First, since the income numbers are two years old, are they indicative of your 2017 income? If you retired, reduced your hours or income, divorced, married, lost a spouse or had some other life-changing event, you can complete Form SSA-44 requesting a reduction of IRMAA. I often tell the story of Rebecca (one of our clients), who had a large spike in income due to a mistaken retirement plan distribution. Two years later Rebecca was hit with substantial IRMAA surcharges she could not afford. We helped her appeal to Social Security and were successful in having the surcharges removed. (For related reading, see: Affluent Medicare Recipients: Beware 2018.)
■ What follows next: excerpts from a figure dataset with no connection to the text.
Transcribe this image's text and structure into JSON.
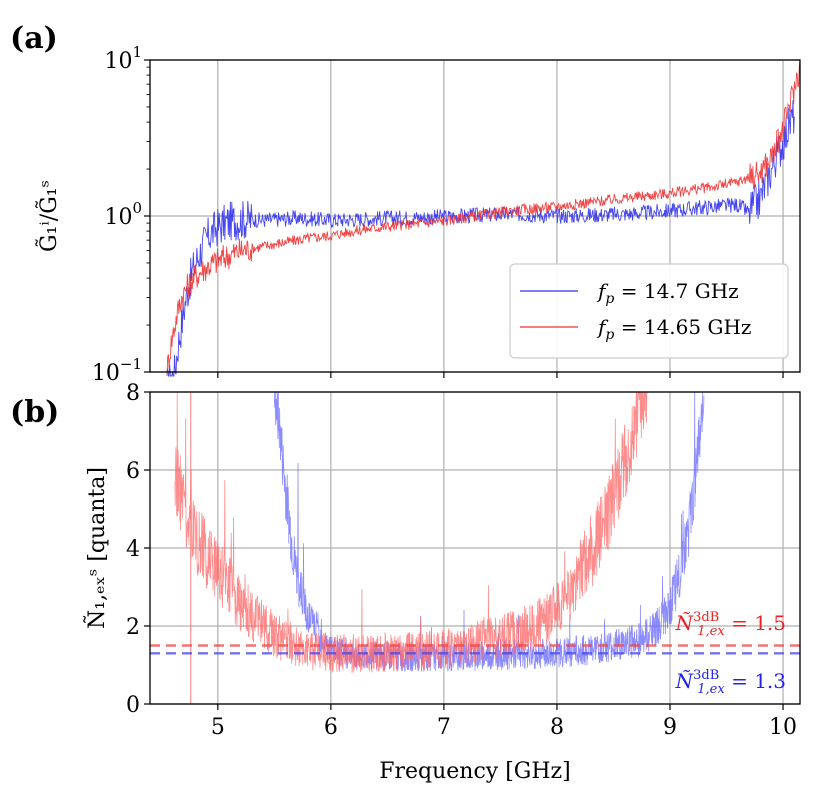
{
  "chart_data": [
    {
      "panel_label": "(a)",
      "type": "line",
      "yscale": "log",
      "ylabel": "G̃₁ⁱ/G̃₁ˢ",
      "xlim": [
        4.4,
        10.15
      ],
      "ylim": [
        0.1,
        10
      ],
      "yticks": [
        {
          "value": 10,
          "label": "10",
          "exp": "1"
        },
        {
          "value": 1,
          "label": "10",
          "exp": "0"
        },
        {
          "value": 0.1,
          "label": "10",
          "exp": "−1"
        }
      ],
      "grid": true,
      "legend_position": "lower-right",
      "series": [
        {
          "name": "f_p = 14.7 GHz",
          "name_parts": {
            "f": "f",
            "sub": "p",
            "rest": " = 14.7 GHz"
          },
          "color": "#3333ee",
          "x": [
            4.55,
            4.62,
            4.68,
            4.72,
            4.78,
            4.85,
            4.92,
            5.0,
            5.1,
            5.2,
            5.3,
            5.4,
            5.5,
            5.6,
            5.7,
            5.8,
            5.9,
            6.0,
            6.2,
            6.5,
            6.8,
            7.0,
            7.3,
            7.6,
            7.8,
            8.0,
            8.2,
            8.4,
            8.6,
            8.8,
            9.0,
            9.2,
            9.4,
            9.6,
            9.7,
            9.8,
            9.9,
            10.0,
            10.1
          ],
          "y": [
            0.08,
            0.1,
            0.2,
            0.3,
            0.45,
            0.6,
            0.75,
            0.85,
            0.92,
            0.95,
            0.95,
            0.94,
            0.95,
            0.96,
            0.97,
            0.96,
            0.95,
            0.94,
            0.95,
            0.97,
            0.98,
            0.99,
            1.01,
            1.03,
            1.02,
            1.0,
            1.01,
            1.02,
            1.03,
            1.05,
            1.08,
            1.12,
            1.15,
            1.18,
            1.05,
            1.3,
            2.0,
            3.0,
            4.5
          ],
          "noise": 0.05
        },
        {
          "name": "f_p = 14.65 GHz",
          "name_parts": {
            "f": "f",
            "sub": "p",
            "rest": " = 14.65 GHz"
          },
          "color": "#ee3333",
          "x": [
            4.55,
            4.62,
            4.68,
            4.75,
            4.82,
            4.9,
            5.0,
            5.1,
            5.2,
            5.4,
            5.6,
            5.8,
            6.0,
            6.2,
            6.4,
            6.6,
            6.8,
            7.0,
            7.2,
            7.4,
            7.6,
            7.8,
            8.0,
            8.2,
            8.4,
            8.6,
            8.8,
            9.0,
            9.2,
            9.4,
            9.6,
            9.8,
            9.9,
            10.0,
            10.1,
            10.15
          ],
          "y": [
            0.1,
            0.2,
            0.3,
            0.37,
            0.42,
            0.47,
            0.52,
            0.56,
            0.6,
            0.64,
            0.68,
            0.72,
            0.75,
            0.8,
            0.84,
            0.87,
            0.9,
            0.93,
            0.98,
            1.03,
            1.08,
            1.12,
            1.15,
            1.2,
            1.25,
            1.3,
            1.35,
            1.4,
            1.48,
            1.55,
            1.65,
            1.9,
            2.4,
            3.5,
            6.5,
            9.0
          ],
          "noise": 0.035
        }
      ]
    },
    {
      "panel_label": "(b)",
      "type": "line",
      "xlabel": "Frequency [GHz]",
      "ylabel": "Ñ₁,ₑₓˢ  [quanta]",
      "xlim": [
        4.4,
        10.15
      ],
      "ylim": [
        0,
        8
      ],
      "xticks": [
        5,
        6,
        7,
        8,
        9,
        10
      ],
      "xtick_labels": [
        "5",
        "6",
        "7",
        "8",
        "9",
        "10"
      ],
      "yticks": [
        0,
        2,
        4,
        6,
        8
      ],
      "ytick_labels": [
        "0",
        "2",
        "4",
        "6",
        "8"
      ],
      "grid": true,
      "series": [
        {
          "name": "f_p = 14.7 GHz",
          "color": "#6666ff",
          "x": [
            5.5,
            5.55,
            5.6,
            5.65,
            5.7,
            5.8,
            5.9,
            6.0,
            6.2,
            6.5,
            7.0,
            7.5,
            8.0,
            8.3,
            8.5,
            8.7,
            8.8,
            8.9,
            9.0,
            9.1,
            9.15,
            9.2,
            9.25,
            9.3
          ],
          "y": [
            8,
            7.0,
            5.5,
            4.3,
            3.2,
            2.3,
            1.8,
            1.4,
            1.25,
            1.2,
            1.2,
            1.25,
            1.3,
            1.4,
            1.5,
            1.6,
            1.75,
            2.0,
            2.5,
            3.5,
            4.2,
            5.2,
            6.5,
            8.0
          ],
          "noise": 0.35,
          "threshold": 1.3
        },
        {
          "name": "f_p = 14.65 GHz",
          "color": "#ff6666",
          "x": [
            4.62,
            4.7,
            4.8,
            4.9,
            5.0,
            5.1,
            5.2,
            5.3,
            5.4,
            5.5,
            5.6,
            5.7,
            5.8,
            6.0,
            6.5,
            7.0,
            7.5,
            7.8,
            8.0,
            8.1,
            8.2,
            8.3,
            8.4,
            8.5,
            8.6,
            8.7,
            8.8
          ],
          "y": [
            6.0,
            5.0,
            4.4,
            3.9,
            3.4,
            3.0,
            2.6,
            2.3,
            2.0,
            1.8,
            1.6,
            1.5,
            1.4,
            1.3,
            1.3,
            1.4,
            1.7,
            2.0,
            2.4,
            2.8,
            3.3,
            3.9,
            4.5,
            5.3,
            6.2,
            7.2,
            8.0
          ],
          "noise": 0.45,
          "threshold": 1.5
        }
      ],
      "annotations": [
        {
          "text": "Ñ₁,ₑₓ³ᵈᴮ = 1.5",
          "main": "Ñ",
          "sup": "3dB",
          "sub": "1,ex",
          "rest": " = 1.5",
          "color": "#ee2222",
          "position": "right, above dashed line"
        },
        {
          "text": "Ñ₁,ₑₓ³ᵈᴮ = 1.3",
          "main": "Ñ",
          "sup": "3dB",
          "sub": "1,ex",
          "rest": " = 1.3",
          "color": "#2222ee",
          "position": "lower right"
        }
      ]
    }
  ]
}
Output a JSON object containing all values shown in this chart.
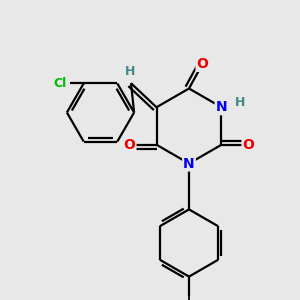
{
  "bg_color": "#e8e8e8",
  "atom_colors": {
    "C": "#000000",
    "N": "#0000ee",
    "O": "#ee0000",
    "H": "#448888",
    "Cl": "#00bb00"
  },
  "bond_color": "#000000",
  "bond_width": 1.6,
  "figsize": [
    3.0,
    3.0
  ],
  "dpi": 100,
  "xlim": [
    0,
    10
  ],
  "ylim": [
    0,
    10
  ]
}
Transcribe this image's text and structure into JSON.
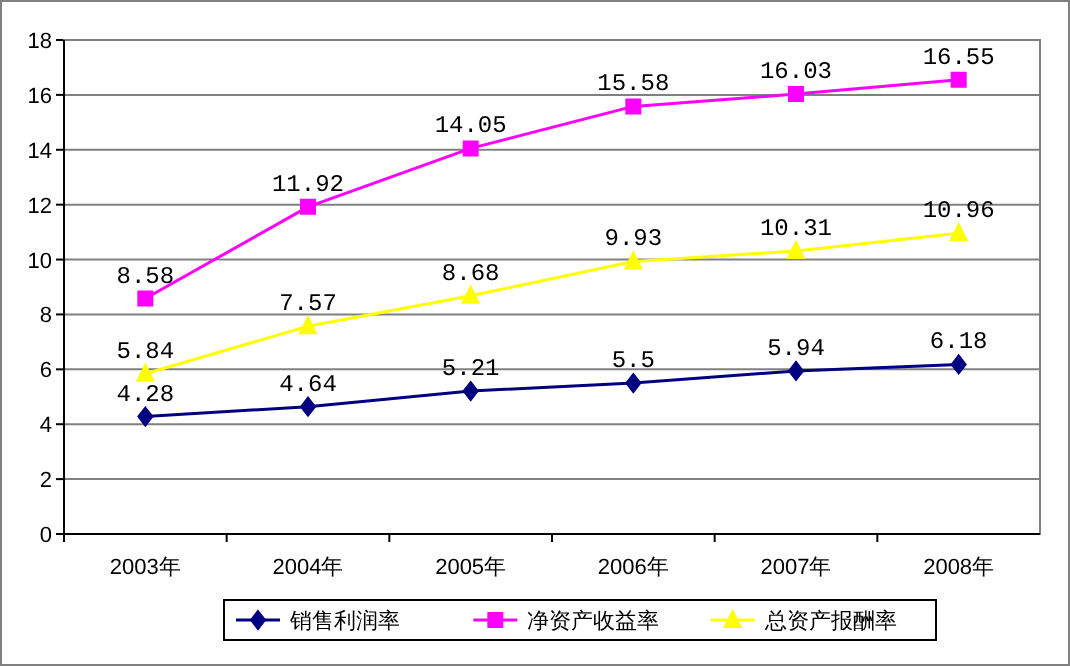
{
  "chart_data": {
    "type": "line",
    "categories": [
      "2003年",
      "2004年",
      "2005年",
      "2006年",
      "2007年",
      "2008年"
    ],
    "series": [
      {
        "name": "销售利润率",
        "color": "#000080",
        "marker": "diamond",
        "values": [
          4.28,
          4.64,
          5.21,
          5.5,
          5.94,
          6.18
        ]
      },
      {
        "name": "净资产收益率",
        "color": "#ff00ff",
        "marker": "square",
        "values": [
          8.58,
          11.92,
          14.05,
          15.58,
          16.03,
          16.55
        ]
      },
      {
        "name": "总资产报酬率",
        "color": "#ffff00",
        "marker": "triangle",
        "values": [
          5.84,
          7.57,
          8.68,
          9.93,
          10.31,
          10.96
        ]
      }
    ],
    "ylim": [
      0,
      18
    ],
    "yticks": [
      0,
      2,
      4,
      6,
      8,
      10,
      12,
      14,
      16,
      18
    ],
    "grid": "y",
    "legend": "bottom",
    "data_labels": true
  }
}
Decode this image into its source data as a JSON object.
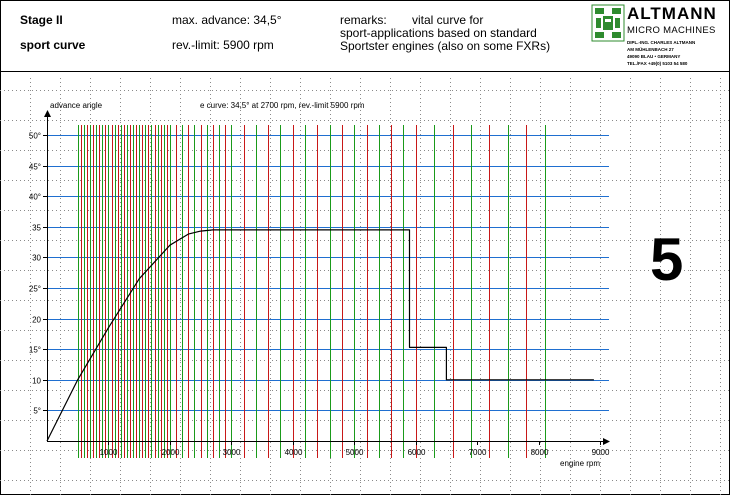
{
  "header": {
    "stage": "Stage II",
    "curve_name": "sport curve",
    "max_advance": "max. advance: 34,5°",
    "rev_limit": "rev.-limit:  5900 rpm",
    "remarks_label": "remarks:",
    "remarks_line1": "vital curve for",
    "remarks_line2": "sport-applications based on standard",
    "remarks_line3": "Sportster engines (also on some FXRs)"
  },
  "logo": {
    "name": "ALTMANN",
    "subtitle": "MICRO MACHINES",
    "address_lines": [
      "DIPL.-ING. CHARLES ALTMANN",
      "AM MÜHLENBACH 27",
      "49090 BLAU • GERMANY",
      "TEL./FAX +49(0) 5103 54 580"
    ]
  },
  "page_number": "5",
  "colors": {
    "blue_grid": "#1f6fd0",
    "green_grid": "#1a9a1a",
    "red_grid": "#c81818",
    "curve": "#000000",
    "dots": "#8a8a8a"
  },
  "chart_data": {
    "type": "line",
    "title": "e curve: 34,5° at 2700 rpm, rev.-limit 5900 rpm",
    "ylabel": "advance angle",
    "xlabel": "engine rpm",
    "xlim": [
      0,
      9000
    ],
    "ylim": [
      0,
      50
    ],
    "x_ticks": [
      1000,
      2000,
      3000,
      4000,
      5000,
      6000,
      7000,
      8000,
      9000
    ],
    "y_ticks": [
      5,
      10,
      15,
      20,
      25,
      30,
      35,
      40,
      45,
      50
    ],
    "y_tick_labels": [
      "5°",
      "10",
      "15°",
      "20",
      "25°",
      "30",
      "35",
      "40°",
      "45°",
      "50°"
    ],
    "series": [
      {
        "x": [
          0,
          500,
          1000,
          1500,
          2000,
          2300,
          2500,
          2700,
          5900,
          5900,
          6500,
          6500,
          8900
        ],
        "y": [
          0,
          10,
          18.5,
          26.5,
          32,
          33.8,
          34.3,
          34.5,
          34.5,
          15.3,
          15.3,
          10,
          10
        ]
      }
    ],
    "grid_rpm_lines": [
      500,
      550,
      600,
      650,
      700,
      750,
      800,
      850,
      900,
      950,
      1000,
      1050,
      1100,
      1150,
      1200,
      1250,
      1300,
      1350,
      1400,
      1450,
      1500,
      1550,
      1600,
      1650,
      1700,
      1750,
      1800,
      1850,
      1900,
      1950,
      2000,
      2100,
      2200,
      2300,
      2400,
      2500,
      2600,
      2700,
      2800,
      2900,
      3000,
      3200,
      3400,
      3600,
      3800,
      4000,
      4200,
      4400,
      4600,
      4800,
      5000,
      5200,
      5400,
      5600,
      5800,
      6000,
      6300,
      6600,
      6900,
      7200,
      7500,
      7800,
      8100
    ]
  }
}
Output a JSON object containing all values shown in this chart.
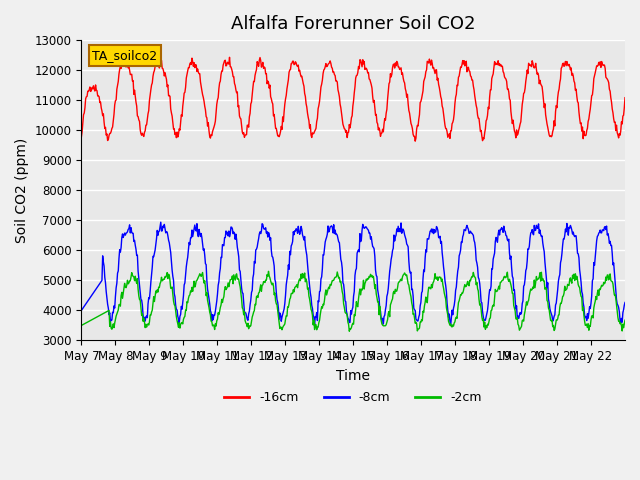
{
  "title": "Alfalfa Forerunner Soil CO2",
  "xlabel": "Time",
  "ylabel": "Soil CO2 (ppm)",
  "ylim": [
    3000,
    13000
  ],
  "yticks": [
    3000,
    4000,
    5000,
    6000,
    7000,
    8000,
    9000,
    10000,
    11000,
    12000,
    13000
  ],
  "xtick_labels": [
    "May 7",
    "May 8",
    "May 9",
    "May 10",
    "May 11",
    "May 12",
    "May 13",
    "May 14",
    "May 15",
    "May 16",
    "May 17",
    "May 18",
    "May 19",
    "May 20",
    "May 21",
    "May 22"
  ],
  "legend_label": "TA_soilco2",
  "legend_box_facecolor": "#FFD700",
  "legend_box_edgecolor": "#AA6600",
  "series_labels": [
    "-16cm",
    "-8cm",
    "-2cm"
  ],
  "series_colors": [
    "#FF0000",
    "#0000FF",
    "#00BB00"
  ],
  "bg_color": "#E8E8E8",
  "grid_color": "#FFFFFF",
  "fig_bg_color": "#F0F0F0",
  "title_fontsize": 13,
  "axis_label_fontsize": 10,
  "tick_fontsize": 8.5
}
Reduce Future Taxable Income
Second, you can consider income-tax planning with the goal of reducing your taxable income in future years. A full or partial Roth conversion can significantly lower taxable income in future years. We have a client Sally, who is very upset about IRMAA surcharges. Sally is paying the maximum IRMAA surcharges due to the combination of Social Security, a corporate pension, taxable distributions from her 401(k) and IRA, plus earnings on her regular investments. The tax planning we are recommending for Sally is a full Roth conversion of her 401(k) and IRA plus investing some of her regular investments into a single premium life insurance policy that pays the bill for long-term care. These two moves will lower Sally’s taxable income under the $85,000 threshold for IRMAA. (For more from this author, see: Don't Forget Long-Term Care in Retirement Plans.)
Move Income into a Tax Deferred Investment
Third, you might consider moving an investment generating ordinary income into an investment that is tax deferred like annuities, life insurance, or real estate. This works best if the investment income you are earning and realizing on your tax return is not being spent to support your lifestyle. If set up properly through life insurance, the tax deferred earnings pass to your heirs tax-free. Annuities postpone the taxes due until the money comes out of the policy and a real estate investment can trade short-term earnings for long term gains that are possibly taxed at capital gains tax rates.
While, it is never wise to undertake financial and tax planning targeting one issue in retirement like healthcare costs and IRMAA, it is beneficial to know and understand potential costs in your future. Perhaps an awareness of IRMAA will motivate you to start financial and tax planning regarding your retirement income and the taxes you pay in retirement. (For related reading from this author, see: 7 Common Medicare Mistakes and How to Avoid Them.)